Eli's Cartoon Caption Contest No. 151


Contest No. 151 starts right now.

Briefly, here are the details: I'll supply a drawing of one of my old cartoons that has never been published, leaving off my caption. You are invited to supply your funniest captions. Simply (1) click on "Add New Comment". Then (2) scroll down past any other submitted captions and type in your name and your caption in the spaces provided. You will also be asked to verify that you are a human being and not a robot. Please follow the instructions in the "Captcha" box. Then (3) click "Save".

Your caption (or captions) will be posted after I review your submission. Also, no captions at all will be posted for the first few days of each contest. This is to give everybody a chance to submit their spontaneous, gut-instinct caption without fear of discovering that it was ripped off by somebody else's similar spontaneous, gut-instinct caption. This is an equal opportunity contest!

There is no limit on the number of captions you may enter for each drawing, but I will only post and consider the first 15 captions from any contestant. Entries will be accepted and posted for one week, after which a winner will be announced and the winning caption will be printed. Below that I will also print my original caption.

The cut-off time and date for you to send in your captions is midnight Tuesday, September 17, 2019.   

I will be the sole judge. The winning caption will be the one I judge to be the funniest one submitted (not necessarily the one that matches or comes closest to my original caption). Additional rules and regulations, for those of you who need such things, can be found here.

Below is the drawing that needs your funny captions.






Comments



"The good news is your heart is like a 23 year old, but the bad news is you will probably out live your retirement money!"



"The Good News is ... I can't find anything wrong with you ...
The Bad News is ... I am a VETERINARIAN! You're looking for
the CLINIC across the street."



"You sir, have the body of a 'FIFTY' year old ...
A shame, you're only 'TWENTY-NINE'!"



Mr. Smith, I have good and bad news to tell you. The bad news is that you look lousy, the good news is there is nothing wrong with you.



"Don't tell me your whole history, I need some wiggle room."



"OK, that was the part you'll forget. Now for the parts you'll ignore."



"No, you can't list WebMD as your primary care doctor."



"It's called a stress test. I give the test and you stress out about it."



"It's a dual procedure: I'm going to drain the fluid from your ears while also draining your checking account."



"My diagnosis is you're old, but feel free to get a second opinion."



"Yes, Mr.
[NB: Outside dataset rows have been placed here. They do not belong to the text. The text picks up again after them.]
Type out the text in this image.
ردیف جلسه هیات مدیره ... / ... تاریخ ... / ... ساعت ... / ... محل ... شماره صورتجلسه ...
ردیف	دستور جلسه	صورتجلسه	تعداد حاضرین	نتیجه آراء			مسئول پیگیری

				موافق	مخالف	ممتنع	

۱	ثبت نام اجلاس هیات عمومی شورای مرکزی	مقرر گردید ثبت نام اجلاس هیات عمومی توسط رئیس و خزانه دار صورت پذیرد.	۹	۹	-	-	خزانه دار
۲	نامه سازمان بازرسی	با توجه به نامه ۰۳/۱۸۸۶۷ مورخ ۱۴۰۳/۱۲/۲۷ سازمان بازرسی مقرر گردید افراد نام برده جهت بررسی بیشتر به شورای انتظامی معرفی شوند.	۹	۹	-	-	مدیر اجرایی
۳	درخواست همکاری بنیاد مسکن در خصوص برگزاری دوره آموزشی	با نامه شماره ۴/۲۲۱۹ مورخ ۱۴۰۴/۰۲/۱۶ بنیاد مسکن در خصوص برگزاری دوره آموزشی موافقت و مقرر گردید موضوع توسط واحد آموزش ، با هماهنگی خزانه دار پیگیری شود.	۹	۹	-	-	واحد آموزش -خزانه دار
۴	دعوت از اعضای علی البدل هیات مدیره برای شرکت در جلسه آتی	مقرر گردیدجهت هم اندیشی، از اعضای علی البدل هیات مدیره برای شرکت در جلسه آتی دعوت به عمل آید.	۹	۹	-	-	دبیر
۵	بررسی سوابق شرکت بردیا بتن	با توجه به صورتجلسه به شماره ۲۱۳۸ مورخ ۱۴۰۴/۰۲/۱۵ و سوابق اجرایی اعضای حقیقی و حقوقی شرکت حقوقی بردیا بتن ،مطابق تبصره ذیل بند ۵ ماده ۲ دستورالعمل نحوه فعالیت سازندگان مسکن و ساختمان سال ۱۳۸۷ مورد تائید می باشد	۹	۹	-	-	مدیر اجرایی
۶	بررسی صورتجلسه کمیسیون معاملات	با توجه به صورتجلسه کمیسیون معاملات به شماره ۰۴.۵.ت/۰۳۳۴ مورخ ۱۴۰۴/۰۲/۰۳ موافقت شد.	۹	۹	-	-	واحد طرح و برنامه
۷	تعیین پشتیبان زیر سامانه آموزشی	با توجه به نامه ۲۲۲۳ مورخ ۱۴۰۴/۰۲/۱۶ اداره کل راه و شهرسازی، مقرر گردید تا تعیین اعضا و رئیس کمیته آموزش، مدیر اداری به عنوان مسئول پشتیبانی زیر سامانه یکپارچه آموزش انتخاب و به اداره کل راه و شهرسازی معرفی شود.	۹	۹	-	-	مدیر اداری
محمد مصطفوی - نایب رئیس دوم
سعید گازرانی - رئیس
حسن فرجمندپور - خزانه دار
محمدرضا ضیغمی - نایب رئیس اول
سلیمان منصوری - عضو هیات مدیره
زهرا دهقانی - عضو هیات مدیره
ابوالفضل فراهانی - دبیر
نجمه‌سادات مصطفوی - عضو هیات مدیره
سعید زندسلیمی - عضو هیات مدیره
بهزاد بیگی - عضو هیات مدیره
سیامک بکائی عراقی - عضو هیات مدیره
Lawrence, I'm a PROCTOLOGIST ... but, I
recommend that you see a PSYCHOLOGIST ... for your
'PAIN-IN-THE-BUTT' BOSS!"



Now, to avoid any repetition of this unpleasantness
in the future ... Please repeat this adage, after me ...
'Suppositories Are NOT To Be Swallowed!"



"No need for alarm, Mr. Davis ... You had a little
fainting spell, when you received your wife's Medical
Bill ... Then, we performed a WALLETectomy!"



So, what is it about your 80th birthday that makes you think you're supposed to be a woman?



"'REMEMBER ME,' Mr. Astles ... Biology 101 - Class of 2000...
You said I'd never amount to anything!!"



"The Flu shot is next week, Mr. Carlson."



We have to stop meeting like this, the nurses are getting suspicious.



I told you that you had six months to live....you said “but Doc, how will I pay your bill?..”. So, I’ll give you another six months!!!!



“...there’s no need to cut that thing off...pretty soon it will fall off all by itself!!!!”



Sir, the showers are down the hall.



Well, I'm going to need a brighter light if you want me to find a hair up there!



Put the lime in the coconut and you'll feel better.



"I appreciate the enthusiasm, but since I'm your dentist, you can leave the shirt on."



"If I had what you have, I wouldn't worry about a second opinion!"



"Let me put it this way , I can put you on a six-month payment plan, but you'll have to pay in full in thirty days!"



"When I snap my fingers, you will awaken ...
With a Mindfulness, that FRIES are Not your FRIENDS!"



"So ... you say you've NEVER experienced
Any symptoms of NARCOLEPSY, Mr. Porter?"



"My diagnosis is hypochondria. But you'll feel better soon. I'm prescribing placebos."



"Mr. Anderson, You know you're coming in far too often...
When you acquire a Nasty Burn on your scalp, like that...
From my overhead examining light!"



"Mr. Wright, trust me ... That examining light,
is NOT stimulating Hair Growth!"



Get your eyes tested Mr Smith,this is a doctors surgery,not a tanning salon.